Show code cell source
import numpy as np
import matplotlib.pyplot as plt
%matplotlib inline
import matplotlib_inline
matplotlib_inline.backend_inline.set_matplotlib_formats('svg')
import seaborn as sns
sns.set_context("paper")
sns.set_style("ticks")
import scipy
import scipy.stats as st
import urllib.request
import os
def download(
url : str,
local_filename : str = None
):
"""Download a file from a url.
Arguments
url -- The url we want to download.
local_filename -- The filemame to write on. If not
specified
"""
if local_filename is None:
local_filename = os.path.basename(url)
urllib.request.urlretrieve(url, local_filename)
Logistic Regression with Many Features#
Let’s repeat what we did for the HMX example. Instead of using a linear model inside the sigmoid, we will use a quadratic model.
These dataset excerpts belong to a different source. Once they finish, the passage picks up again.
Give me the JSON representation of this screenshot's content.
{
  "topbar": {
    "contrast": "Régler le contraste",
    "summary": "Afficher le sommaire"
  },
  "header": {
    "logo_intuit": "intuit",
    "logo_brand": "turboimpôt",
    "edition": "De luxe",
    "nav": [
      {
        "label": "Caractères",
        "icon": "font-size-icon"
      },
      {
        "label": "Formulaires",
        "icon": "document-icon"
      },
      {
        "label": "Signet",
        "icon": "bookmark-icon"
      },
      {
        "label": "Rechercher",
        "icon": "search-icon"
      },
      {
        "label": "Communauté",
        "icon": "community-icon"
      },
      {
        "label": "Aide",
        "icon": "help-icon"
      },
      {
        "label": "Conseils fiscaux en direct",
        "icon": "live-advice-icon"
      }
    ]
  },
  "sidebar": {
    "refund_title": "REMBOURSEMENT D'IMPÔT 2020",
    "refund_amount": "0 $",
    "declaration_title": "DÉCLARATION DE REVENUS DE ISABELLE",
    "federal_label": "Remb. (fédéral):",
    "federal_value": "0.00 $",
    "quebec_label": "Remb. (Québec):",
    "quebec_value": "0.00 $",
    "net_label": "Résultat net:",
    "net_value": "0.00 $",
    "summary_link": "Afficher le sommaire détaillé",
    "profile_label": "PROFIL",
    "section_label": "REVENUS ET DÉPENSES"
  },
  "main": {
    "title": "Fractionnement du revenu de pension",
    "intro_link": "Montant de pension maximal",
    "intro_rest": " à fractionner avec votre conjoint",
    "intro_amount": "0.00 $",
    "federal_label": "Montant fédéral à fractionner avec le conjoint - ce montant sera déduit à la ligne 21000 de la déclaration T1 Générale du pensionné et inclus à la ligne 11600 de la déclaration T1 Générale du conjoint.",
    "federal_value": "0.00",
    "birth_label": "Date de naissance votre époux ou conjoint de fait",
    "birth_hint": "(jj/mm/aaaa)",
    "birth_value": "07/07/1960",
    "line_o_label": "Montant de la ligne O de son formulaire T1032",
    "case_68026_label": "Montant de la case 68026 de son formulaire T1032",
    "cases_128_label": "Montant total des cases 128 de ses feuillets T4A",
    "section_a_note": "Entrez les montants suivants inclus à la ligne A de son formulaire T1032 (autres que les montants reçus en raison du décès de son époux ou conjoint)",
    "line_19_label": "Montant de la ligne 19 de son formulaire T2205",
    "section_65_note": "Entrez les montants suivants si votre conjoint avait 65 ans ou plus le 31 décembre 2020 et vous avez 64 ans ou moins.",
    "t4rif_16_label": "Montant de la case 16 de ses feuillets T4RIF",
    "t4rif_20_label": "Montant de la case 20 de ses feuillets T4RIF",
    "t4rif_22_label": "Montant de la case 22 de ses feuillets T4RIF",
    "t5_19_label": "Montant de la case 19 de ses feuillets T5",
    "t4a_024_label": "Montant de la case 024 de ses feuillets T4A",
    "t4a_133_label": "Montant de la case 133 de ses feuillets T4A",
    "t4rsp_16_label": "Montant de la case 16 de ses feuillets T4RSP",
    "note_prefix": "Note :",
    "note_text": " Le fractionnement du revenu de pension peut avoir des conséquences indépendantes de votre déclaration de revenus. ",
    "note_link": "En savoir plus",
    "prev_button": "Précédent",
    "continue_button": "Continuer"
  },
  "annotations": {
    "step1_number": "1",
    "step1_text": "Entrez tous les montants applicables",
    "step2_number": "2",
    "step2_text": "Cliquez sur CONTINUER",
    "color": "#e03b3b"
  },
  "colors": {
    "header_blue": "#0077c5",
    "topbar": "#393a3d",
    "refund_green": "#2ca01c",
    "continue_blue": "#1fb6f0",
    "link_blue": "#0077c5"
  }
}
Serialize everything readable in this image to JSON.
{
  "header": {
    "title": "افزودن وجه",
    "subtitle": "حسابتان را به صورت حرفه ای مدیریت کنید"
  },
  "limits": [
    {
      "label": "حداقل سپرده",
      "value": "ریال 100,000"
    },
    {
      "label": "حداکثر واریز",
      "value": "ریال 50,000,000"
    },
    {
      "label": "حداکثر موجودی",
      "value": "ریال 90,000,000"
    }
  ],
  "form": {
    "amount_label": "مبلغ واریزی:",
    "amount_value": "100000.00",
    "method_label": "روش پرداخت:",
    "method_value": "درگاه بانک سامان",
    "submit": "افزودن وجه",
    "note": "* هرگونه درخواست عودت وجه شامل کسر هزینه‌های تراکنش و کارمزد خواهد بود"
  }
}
That is, the probability of an explosion will be:
\[
p(y=1|x,\mathbf{w}) = \operatorname{sigm}\left(w_0 + w_1 x + w_2 x^2\right).
\]
Let’s load the data first:
Show code cell source
url = "https://github.com/PredictiveScienceLab/data-analytics-se/raw/master/lecturebook/data/hmx_data.csv"
download(url)
import pandas as pd
data = pd.read_csv('hmx_data.csv')
x = data['Height'].values
label_coding = {'E': 1, 'N': 0}
y = np.array([label_coding[r] for r in data['Result']])
data['y'] = y
data.head()
Height | Result | y | |
---|---|---|---|
0 | 40.5 | E | 1 |
1 | 40.5 | E | 1 |
2 | 40.5 | E | 1 |
3 | 40.5 | E | 1 |
4 | 40.5 | E | 1 |
Now let’s train a second degree polynomial model:
from sklearn.preprocessing import PolynomialFeatures
from sklearn.linear_model import LogisticRegression
# Design matrix
poly = PolynomialFeatures(2)
Phi = poly.fit_transform(x[:, None])
# Fit
model = LogisticRegression(
penalty=None,
fit_intercept=False
).fit(Phi, y)
Here are the model parameters:
model.coef_
array([[-0.02784038, -0.41748133, 0.01335223]])
Let’s plot the predictions:
fig, ax = plt.subplots()
xx = np.linspace(20.0, 45.0, 100)
Phi_xx = poly.fit_transform(xx[:, None])
predictions_xx = model.predict_proba(Phi_xx)
ax.plot(
xx,
predictions_xx[:, 0],
label='Probability of N'
)
ax.plot(
xx,
predictions_xx[:, 1],
label='Probability of E'
)
ax.set_xlabel('$x$ (cm)')
ax.set_ylabel('Probability')
plt.legend(loc='best', frameon=False)
sns.despine(trim=True);
Questions#
Is it worth going to a second-degree model? Can you compare the two models?
Rerun the code above with polynomial degrees 3, 4, and 5. What do you observe? Do you trust the results? Why or why not?